A growing number of bugs have been reported by vulnerability discovery solutions. Among them, some bugs are hard to diagnose or reproduce, including data race bugs caused by thread interleavings. Few solutions are able to well address this issue, due to the huge space of interleavings to explore. What’s worse, in security analysis scenarios, analysts usually have no access to the source code of target programs and have troubles in comprehending them.

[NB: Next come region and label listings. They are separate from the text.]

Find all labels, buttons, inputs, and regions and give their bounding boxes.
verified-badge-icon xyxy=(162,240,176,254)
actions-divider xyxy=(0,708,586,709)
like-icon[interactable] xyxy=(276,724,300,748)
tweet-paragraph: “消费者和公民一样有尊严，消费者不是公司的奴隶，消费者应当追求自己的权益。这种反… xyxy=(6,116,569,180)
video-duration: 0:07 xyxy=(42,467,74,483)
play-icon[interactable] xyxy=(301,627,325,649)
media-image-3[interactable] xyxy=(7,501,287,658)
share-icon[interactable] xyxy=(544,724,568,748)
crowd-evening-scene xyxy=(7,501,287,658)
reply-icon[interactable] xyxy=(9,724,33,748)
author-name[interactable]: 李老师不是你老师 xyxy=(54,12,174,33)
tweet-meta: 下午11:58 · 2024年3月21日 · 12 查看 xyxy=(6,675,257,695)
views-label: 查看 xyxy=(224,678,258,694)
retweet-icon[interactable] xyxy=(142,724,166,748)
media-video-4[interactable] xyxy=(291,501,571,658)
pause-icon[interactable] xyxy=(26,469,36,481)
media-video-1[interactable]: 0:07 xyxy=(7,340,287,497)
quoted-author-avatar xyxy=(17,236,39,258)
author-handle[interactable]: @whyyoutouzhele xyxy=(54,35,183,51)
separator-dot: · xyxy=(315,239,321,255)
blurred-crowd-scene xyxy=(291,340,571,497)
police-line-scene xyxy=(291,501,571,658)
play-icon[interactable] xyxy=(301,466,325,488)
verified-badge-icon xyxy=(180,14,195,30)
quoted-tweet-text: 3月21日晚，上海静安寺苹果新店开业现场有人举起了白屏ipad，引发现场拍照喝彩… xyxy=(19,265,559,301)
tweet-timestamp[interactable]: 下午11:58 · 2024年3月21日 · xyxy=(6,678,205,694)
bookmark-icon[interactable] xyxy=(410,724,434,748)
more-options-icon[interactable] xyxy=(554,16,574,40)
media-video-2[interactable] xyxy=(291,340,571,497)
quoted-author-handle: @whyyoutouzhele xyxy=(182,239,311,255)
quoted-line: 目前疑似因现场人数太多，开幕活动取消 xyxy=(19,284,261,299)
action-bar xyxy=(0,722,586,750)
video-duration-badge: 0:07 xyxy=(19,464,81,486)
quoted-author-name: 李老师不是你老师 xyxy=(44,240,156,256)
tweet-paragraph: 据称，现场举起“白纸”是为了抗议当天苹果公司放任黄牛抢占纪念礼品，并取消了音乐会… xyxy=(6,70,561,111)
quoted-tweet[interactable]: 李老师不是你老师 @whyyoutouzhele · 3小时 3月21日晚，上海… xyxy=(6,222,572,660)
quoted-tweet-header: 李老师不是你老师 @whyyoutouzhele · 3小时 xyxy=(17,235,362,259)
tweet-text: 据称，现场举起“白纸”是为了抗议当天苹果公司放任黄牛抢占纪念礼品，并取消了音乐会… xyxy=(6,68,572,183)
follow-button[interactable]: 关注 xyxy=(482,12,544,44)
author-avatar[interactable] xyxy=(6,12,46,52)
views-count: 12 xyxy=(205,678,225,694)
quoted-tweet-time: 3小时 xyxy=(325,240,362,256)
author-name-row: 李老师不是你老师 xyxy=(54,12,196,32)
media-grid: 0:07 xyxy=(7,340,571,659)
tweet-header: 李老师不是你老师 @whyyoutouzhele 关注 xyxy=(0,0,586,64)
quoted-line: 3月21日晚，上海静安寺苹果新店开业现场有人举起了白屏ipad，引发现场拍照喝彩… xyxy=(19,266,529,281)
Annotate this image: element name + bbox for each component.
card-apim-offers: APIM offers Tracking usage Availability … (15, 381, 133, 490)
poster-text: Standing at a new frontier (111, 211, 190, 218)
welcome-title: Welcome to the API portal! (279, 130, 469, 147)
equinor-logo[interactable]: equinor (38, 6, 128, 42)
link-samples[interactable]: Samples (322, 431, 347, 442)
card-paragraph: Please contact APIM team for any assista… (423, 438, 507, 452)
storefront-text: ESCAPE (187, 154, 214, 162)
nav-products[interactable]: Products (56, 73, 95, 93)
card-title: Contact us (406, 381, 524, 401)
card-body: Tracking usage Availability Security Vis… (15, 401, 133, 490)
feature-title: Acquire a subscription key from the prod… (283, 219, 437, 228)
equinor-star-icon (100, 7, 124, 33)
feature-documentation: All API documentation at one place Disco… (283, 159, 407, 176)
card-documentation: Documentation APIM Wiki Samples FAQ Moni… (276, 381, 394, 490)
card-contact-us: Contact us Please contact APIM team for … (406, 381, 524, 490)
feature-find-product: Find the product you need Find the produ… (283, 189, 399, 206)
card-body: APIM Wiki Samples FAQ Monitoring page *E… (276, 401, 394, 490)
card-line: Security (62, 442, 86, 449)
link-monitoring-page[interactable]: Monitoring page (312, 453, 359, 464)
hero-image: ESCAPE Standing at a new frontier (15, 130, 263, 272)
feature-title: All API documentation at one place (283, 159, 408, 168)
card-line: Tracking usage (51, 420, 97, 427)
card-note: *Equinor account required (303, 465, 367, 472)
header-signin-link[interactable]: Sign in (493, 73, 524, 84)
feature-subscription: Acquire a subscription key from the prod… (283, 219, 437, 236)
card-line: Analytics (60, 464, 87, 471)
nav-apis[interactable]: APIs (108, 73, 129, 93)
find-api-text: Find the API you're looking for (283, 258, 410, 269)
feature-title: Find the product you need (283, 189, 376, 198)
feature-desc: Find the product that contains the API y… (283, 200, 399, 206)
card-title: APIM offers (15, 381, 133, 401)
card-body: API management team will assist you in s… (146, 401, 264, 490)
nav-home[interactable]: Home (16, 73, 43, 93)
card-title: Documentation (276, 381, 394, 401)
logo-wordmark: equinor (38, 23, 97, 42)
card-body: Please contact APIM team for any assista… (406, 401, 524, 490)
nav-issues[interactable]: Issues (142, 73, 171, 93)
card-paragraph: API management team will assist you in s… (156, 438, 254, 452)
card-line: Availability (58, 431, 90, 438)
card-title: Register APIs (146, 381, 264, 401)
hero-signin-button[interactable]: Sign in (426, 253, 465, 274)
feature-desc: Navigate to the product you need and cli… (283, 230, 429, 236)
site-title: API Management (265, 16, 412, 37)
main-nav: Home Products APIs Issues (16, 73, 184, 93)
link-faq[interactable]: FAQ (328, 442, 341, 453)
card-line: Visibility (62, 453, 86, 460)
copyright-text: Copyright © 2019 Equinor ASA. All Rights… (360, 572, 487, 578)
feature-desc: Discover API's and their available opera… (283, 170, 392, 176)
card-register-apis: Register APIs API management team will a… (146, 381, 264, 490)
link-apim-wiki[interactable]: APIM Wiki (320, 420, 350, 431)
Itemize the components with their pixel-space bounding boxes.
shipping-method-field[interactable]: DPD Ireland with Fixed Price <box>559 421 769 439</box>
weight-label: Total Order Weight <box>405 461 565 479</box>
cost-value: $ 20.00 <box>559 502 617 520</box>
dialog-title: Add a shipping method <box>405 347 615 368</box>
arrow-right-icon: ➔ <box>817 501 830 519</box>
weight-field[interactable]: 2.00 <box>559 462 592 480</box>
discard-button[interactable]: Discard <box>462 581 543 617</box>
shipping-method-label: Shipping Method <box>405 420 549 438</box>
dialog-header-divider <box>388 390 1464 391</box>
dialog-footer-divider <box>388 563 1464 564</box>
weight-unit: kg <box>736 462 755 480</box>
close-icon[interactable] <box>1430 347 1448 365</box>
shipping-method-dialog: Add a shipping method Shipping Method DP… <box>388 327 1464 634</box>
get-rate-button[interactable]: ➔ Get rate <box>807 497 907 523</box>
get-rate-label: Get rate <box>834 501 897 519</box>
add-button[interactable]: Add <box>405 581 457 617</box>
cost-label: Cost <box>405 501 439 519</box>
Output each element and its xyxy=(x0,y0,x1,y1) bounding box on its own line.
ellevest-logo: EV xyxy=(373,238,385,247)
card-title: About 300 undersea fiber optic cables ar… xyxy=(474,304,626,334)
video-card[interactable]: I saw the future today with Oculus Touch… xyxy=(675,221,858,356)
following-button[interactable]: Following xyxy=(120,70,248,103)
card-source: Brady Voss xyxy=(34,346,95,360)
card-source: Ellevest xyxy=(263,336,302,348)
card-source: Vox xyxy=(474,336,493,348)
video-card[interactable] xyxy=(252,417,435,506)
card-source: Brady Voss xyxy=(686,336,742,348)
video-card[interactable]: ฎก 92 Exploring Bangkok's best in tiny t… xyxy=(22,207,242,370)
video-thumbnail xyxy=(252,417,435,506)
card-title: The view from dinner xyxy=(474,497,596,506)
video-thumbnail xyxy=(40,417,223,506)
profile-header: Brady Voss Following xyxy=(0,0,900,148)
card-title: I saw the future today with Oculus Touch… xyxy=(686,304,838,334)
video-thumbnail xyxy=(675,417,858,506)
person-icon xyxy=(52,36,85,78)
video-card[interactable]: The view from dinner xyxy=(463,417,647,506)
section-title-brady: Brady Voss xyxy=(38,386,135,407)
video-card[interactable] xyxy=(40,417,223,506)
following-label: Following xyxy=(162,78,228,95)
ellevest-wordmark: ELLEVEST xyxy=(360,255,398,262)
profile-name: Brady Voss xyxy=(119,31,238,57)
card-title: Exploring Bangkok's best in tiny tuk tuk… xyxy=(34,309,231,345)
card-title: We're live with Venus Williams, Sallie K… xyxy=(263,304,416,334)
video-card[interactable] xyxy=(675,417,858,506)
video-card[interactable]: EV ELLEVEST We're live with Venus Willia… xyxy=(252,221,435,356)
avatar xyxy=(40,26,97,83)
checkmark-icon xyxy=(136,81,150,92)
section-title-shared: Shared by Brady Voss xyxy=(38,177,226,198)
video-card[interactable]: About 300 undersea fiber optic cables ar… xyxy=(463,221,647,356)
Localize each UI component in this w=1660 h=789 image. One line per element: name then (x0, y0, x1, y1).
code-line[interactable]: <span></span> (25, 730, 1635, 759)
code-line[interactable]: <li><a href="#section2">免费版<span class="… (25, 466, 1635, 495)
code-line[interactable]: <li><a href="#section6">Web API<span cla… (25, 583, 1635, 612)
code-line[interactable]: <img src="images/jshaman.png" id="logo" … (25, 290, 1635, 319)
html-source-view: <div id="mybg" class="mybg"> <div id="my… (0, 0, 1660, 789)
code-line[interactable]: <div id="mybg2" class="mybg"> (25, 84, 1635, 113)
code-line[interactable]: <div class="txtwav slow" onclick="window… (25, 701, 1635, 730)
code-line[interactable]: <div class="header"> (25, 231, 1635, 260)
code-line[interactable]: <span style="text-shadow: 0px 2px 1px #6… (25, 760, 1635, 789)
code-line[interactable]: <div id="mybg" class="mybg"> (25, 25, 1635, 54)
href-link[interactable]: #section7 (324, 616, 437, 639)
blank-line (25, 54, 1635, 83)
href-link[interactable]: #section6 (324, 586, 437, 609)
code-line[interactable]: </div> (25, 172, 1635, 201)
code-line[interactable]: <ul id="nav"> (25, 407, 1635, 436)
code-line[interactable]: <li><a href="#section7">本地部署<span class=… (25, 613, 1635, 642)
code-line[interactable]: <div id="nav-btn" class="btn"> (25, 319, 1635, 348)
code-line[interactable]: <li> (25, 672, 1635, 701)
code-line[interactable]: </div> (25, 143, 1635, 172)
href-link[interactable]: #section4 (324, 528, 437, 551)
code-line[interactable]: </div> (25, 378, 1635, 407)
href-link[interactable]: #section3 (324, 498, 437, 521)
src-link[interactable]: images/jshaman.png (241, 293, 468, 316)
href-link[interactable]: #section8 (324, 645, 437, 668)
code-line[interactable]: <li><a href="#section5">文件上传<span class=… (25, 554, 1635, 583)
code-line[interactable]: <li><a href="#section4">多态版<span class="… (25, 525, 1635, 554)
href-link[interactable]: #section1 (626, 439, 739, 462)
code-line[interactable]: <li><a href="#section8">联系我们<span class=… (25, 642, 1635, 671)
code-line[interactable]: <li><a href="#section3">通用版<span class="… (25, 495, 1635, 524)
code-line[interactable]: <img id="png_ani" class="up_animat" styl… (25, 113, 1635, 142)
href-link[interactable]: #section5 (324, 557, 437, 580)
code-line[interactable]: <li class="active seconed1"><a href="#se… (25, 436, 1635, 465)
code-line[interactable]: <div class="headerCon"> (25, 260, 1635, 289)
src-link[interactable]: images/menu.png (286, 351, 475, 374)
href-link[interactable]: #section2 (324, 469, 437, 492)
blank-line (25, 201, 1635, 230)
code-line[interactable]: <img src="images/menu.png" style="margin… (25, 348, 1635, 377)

In this paper, we propose a general solution RAProducer to efficiently diagnose and reproduce data race bugs, for both user-land binary programs and kernels without source code. The efficiency of RAProducer is achieved by analyzing the execution trace of the given PoC (proof-of-concept) sample to recognize race- and bug-related elements (including locks and shared variables), which greatly facilitate narrowing down the huge search space of data race spots and thread interleavings. We have implemented a prototype of RAProducer and evaluated it on 7 kernel and 10 user-land data race bugs. Results show that RAProducer successfully reproduces all these bugs. More importantly, it enables us to diagnose 2 extra real-world bugs which were left unconfirmed for a long time. It is also efficient as it reduces candidate data race spots of each bug to a small set, and narrows down the thread interleaving greatly. RAProducer is also more effective in reproducing real-world data race bugs than other state-of-the-art solutions.